In distinction to the unique article and the Deep Studying with R e-book, however following the Google pocket book as a substitute, we’re not utilizing L-BFGS for optimization, however Adam, as our purpose right here is to supply a concise introduction to keen execution. Nevertheless, you can plug in one other optimization technique should you wished, changing optimizer$apply_gradients(record(tuple(grads, init_image))) by an algorithm of your selection (and naturally, assigning the results of the optimization to the Variable holding the picture).

run_style_transfer <- operate(content_path, style_path) {
  mannequin <- get_model()
  stroll(mannequin$layers, operate(layer) layer$trainable = FALSE)
  c(style_features, content_features) %<-% 
    get_feature_representations(mannequin, content_path, style_path)
  # dim(gram_style_features[[1]]) == (64, 64)
  gram_style_features <- map(style_features, operate(function) gram_matrix(function))
  init_image <- load_and_process_image(content_path)
  init_image <- tf$contrib$keen$Variable(init_image, dtype = "float32")
  optimizer <- tf$prepare$AdamOptimizer(learning_rate = 1,
                                      beta1 = 0.99,
                                      epsilon = 1e-1)
  c(best_loss, best_image) %<-% record(Inf, NULL)
  loss_weights <- record(style_weight, content_weight)
  start_time <- Sys.time()
  global_start <- Sys.time()
  norm_means <- c(103.939, 116.779, 123.68)
  min_vals <- -norm_means
  max_vals <- 255 - norm_means
  for (i in seq_len(num_iterations)) {
    # dim(grads) == (1, 128, 128, 3)
    c(grads, all_losses) %<-% compute_grads(mannequin,
    c(loss, style_score, content_score, variation_score) %<-% all_losses
    optimizer$apply_gradients(record(tuple(grads, init_image)))
    clipped <- tf$clip_by_value(init_image, min_vals, max_vals)
    end_time <- Sys.time()
    if (k_cast_to_floatx(loss) < best_loss) {
      best_loss <- k_cast_to_floatx(loss)
      best_image <- init_image
    if (i %% 50 == 0) {
      glue("Iteration: {i}") %>% print()
        "Complete loss: {k_cast_to_floatx(loss)},
        model loss: {k_cast_to_floatx(style_score)},
        content material loss: {k_cast_to_floatx(content_score)},
        complete variation loss: {k_cast_to_floatx(variation_score)},
        time for 1 iteration: {(Sys.time() - start_time) %>% spherical(2)}"
      ) %>% print()
      if (i %% 100 == 0) {
        png(paste0("style_epoch_", i, ".png"))
        plot_image <- best_image$numpy()
        plot_image <- deprocess_image(plot_image)
        plot(as.raster(plot_image), fundamental = glue("Iteration {i}"))
  glue("Complete time: {Sys.time() - global_start} seconds") %>% print()
  record(best_image, best_loss)

Able to run

Now, we’re prepared to start out the method:

c(best_image, best_loss) %<-% run_style_transfer(content_path, style_path)

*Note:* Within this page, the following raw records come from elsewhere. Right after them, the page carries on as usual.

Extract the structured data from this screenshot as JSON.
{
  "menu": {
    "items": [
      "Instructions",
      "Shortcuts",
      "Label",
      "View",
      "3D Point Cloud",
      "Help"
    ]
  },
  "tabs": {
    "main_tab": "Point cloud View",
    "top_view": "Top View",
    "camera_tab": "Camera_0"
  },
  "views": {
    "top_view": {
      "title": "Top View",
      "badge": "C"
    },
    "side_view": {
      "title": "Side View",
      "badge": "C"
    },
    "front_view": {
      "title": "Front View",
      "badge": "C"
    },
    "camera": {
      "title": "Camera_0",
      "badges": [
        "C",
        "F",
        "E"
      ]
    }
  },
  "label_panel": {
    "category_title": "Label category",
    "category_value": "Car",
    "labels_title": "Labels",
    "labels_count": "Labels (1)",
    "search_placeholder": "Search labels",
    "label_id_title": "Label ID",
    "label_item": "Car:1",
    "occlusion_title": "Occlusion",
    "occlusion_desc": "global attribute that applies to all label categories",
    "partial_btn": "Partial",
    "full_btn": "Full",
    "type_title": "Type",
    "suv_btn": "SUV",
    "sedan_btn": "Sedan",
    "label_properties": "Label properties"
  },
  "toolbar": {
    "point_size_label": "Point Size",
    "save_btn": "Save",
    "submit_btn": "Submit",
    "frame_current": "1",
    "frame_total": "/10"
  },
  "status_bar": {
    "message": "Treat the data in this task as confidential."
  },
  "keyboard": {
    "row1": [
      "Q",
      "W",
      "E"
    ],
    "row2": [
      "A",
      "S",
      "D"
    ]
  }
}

In our case, outcomes didn’t change a lot after ~ iteration 1000, and that is how our river panorama was trying:

… undoubtedly extra inviting than had it been painted by Edvard Munch!


With neural model switch, some fiddling round could also be wanted till you get the end result you need. However as our instance reveals, this doesn’t imply the code must be sophisticated. Moreover to being simple to know, keen execution additionally permits you to add debugging output, and step via the code line-by-line to test on tensor shapes. Till subsequent time in our keen execution collection!

Gatys, Leon A., Alexander S. Ecker, and Matthias Bethge. 2015. “A Neural Algorithm of Creative Model.” CoRR abs/1508.06576.